The judges said his conditions could be treated in the U.S., and concluded that "there is nothing to suggest that extradition in this case would be unjust or oppressive."
Before Friday's ruling, a small group of Islamist protesters gathered outside the court to denounce the planned extraditions. A few scuffled briefly with police and one seized a placard reading "Sling His Hook" from a demonstrator expressing the opposite view.
While al-Masri has been portrayed in the British media as one of the most dangerous men in the country, the case of Babar Ahmad has raised concerns among legal experts and human rights advocates.
Ahmad, a London computer expert, is accused in the U.S. of running terrorist-funding websites. He and Ahsan both face charges including using a website to provide support to terrorists and conspiracy to kill, kidnap, maim or injure persons or damage property in a foreign country.
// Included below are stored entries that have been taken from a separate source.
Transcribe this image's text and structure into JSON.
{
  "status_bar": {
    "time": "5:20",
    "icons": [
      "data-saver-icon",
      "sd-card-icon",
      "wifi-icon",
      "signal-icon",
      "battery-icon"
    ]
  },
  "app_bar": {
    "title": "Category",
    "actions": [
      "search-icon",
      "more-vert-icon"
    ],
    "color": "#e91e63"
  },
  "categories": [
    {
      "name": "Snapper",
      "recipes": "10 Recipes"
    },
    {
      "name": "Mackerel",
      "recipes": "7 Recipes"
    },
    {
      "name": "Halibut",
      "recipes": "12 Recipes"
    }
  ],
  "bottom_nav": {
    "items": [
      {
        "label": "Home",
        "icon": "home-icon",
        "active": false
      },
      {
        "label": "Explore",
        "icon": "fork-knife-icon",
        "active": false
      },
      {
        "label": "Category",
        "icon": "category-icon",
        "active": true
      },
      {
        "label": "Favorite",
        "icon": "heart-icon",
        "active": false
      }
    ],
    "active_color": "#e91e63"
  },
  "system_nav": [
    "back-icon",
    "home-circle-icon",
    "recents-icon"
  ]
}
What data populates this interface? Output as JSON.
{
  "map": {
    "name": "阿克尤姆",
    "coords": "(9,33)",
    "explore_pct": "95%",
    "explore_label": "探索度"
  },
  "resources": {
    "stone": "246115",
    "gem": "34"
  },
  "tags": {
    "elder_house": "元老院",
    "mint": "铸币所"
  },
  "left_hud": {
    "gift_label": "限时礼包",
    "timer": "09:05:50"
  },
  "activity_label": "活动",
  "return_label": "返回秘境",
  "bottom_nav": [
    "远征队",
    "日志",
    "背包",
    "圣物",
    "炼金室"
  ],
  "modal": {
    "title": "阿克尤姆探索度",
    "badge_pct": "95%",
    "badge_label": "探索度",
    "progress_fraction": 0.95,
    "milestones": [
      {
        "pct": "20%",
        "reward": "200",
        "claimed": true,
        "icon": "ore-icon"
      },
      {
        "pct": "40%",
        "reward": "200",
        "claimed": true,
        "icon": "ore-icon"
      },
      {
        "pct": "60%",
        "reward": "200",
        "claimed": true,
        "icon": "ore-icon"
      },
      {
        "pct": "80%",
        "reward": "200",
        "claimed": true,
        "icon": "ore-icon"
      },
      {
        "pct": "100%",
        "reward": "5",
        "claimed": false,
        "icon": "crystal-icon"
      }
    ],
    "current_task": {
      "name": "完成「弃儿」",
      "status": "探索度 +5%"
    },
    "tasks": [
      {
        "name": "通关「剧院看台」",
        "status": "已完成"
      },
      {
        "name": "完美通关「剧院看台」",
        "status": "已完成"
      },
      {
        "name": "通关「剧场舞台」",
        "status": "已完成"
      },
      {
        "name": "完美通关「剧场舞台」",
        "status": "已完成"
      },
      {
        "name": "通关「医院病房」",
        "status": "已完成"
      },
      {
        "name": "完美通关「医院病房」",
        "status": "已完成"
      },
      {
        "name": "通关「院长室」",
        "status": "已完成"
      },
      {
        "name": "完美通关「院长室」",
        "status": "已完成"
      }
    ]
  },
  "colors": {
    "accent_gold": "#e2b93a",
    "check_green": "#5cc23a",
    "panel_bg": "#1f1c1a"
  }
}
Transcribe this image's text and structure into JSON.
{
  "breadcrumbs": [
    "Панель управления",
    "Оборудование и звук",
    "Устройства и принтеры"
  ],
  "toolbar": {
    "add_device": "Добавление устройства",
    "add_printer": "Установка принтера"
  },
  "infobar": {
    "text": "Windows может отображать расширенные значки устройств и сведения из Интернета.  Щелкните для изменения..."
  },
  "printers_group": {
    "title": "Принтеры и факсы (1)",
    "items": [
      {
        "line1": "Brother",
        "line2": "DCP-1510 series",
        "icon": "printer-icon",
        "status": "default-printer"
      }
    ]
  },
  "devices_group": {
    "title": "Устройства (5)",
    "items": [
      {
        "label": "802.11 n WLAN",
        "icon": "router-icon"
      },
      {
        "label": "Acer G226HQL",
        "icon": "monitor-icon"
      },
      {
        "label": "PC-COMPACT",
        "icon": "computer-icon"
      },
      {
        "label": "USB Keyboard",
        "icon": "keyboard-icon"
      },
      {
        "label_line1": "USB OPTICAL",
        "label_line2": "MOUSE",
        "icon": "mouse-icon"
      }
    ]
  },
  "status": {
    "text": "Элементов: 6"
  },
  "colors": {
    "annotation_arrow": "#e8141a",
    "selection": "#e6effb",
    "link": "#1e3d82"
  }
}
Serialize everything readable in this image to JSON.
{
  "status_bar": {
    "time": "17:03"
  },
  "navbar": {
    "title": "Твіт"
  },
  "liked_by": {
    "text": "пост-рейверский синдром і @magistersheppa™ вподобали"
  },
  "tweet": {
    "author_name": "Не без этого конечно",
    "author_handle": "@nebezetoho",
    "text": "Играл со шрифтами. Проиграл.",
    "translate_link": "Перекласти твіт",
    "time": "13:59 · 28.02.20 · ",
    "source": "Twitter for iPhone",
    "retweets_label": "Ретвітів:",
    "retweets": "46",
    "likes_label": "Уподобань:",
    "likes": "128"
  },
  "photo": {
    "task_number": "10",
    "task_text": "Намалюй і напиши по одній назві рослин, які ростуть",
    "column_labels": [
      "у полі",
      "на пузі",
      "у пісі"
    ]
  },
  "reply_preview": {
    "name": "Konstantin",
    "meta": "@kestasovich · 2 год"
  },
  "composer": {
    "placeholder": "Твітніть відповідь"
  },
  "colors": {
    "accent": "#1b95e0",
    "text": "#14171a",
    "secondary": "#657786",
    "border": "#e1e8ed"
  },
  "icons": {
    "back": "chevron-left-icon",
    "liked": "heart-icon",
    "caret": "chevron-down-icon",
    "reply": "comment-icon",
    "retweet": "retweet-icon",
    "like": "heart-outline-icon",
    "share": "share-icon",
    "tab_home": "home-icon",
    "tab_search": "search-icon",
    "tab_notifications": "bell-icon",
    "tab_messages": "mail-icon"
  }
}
Ahmad and Ahsan could be in court in Connecticut, where an Internet service provider was allegedly used to host one of the websites, on Saturday if they are extradited as planned from Britain.
A hearing was scheduled for Ahmad and Ahsan in U.S. District Court in New Haven on Saturday morning, U.S. Marshal Joseph Faughnan said Friday.
Some lawyers and lawmakers have expressed concerns about the case, because Britain agreed to extradite him even though his alleged crimes were committed in Britain and British courts declined to prosecute him for lack of evidence.
In prison since 2004, Ahmad has been held without charge for the longest period of any British citizen detained since the Sept. 11 attacks.
In a statement read on his behalf outside court, Ahmad said his case had exposed flaws in U.S.-U.K. extradition arrangements. "I leave with my head held high, having won the moral victory," he said.
His father, Ashfaq Ahmad, said he would continue to fight for his son.
"It's not just one Babar Ahmad. Tomorrow there will be another Babar Ahmad and another one," he said.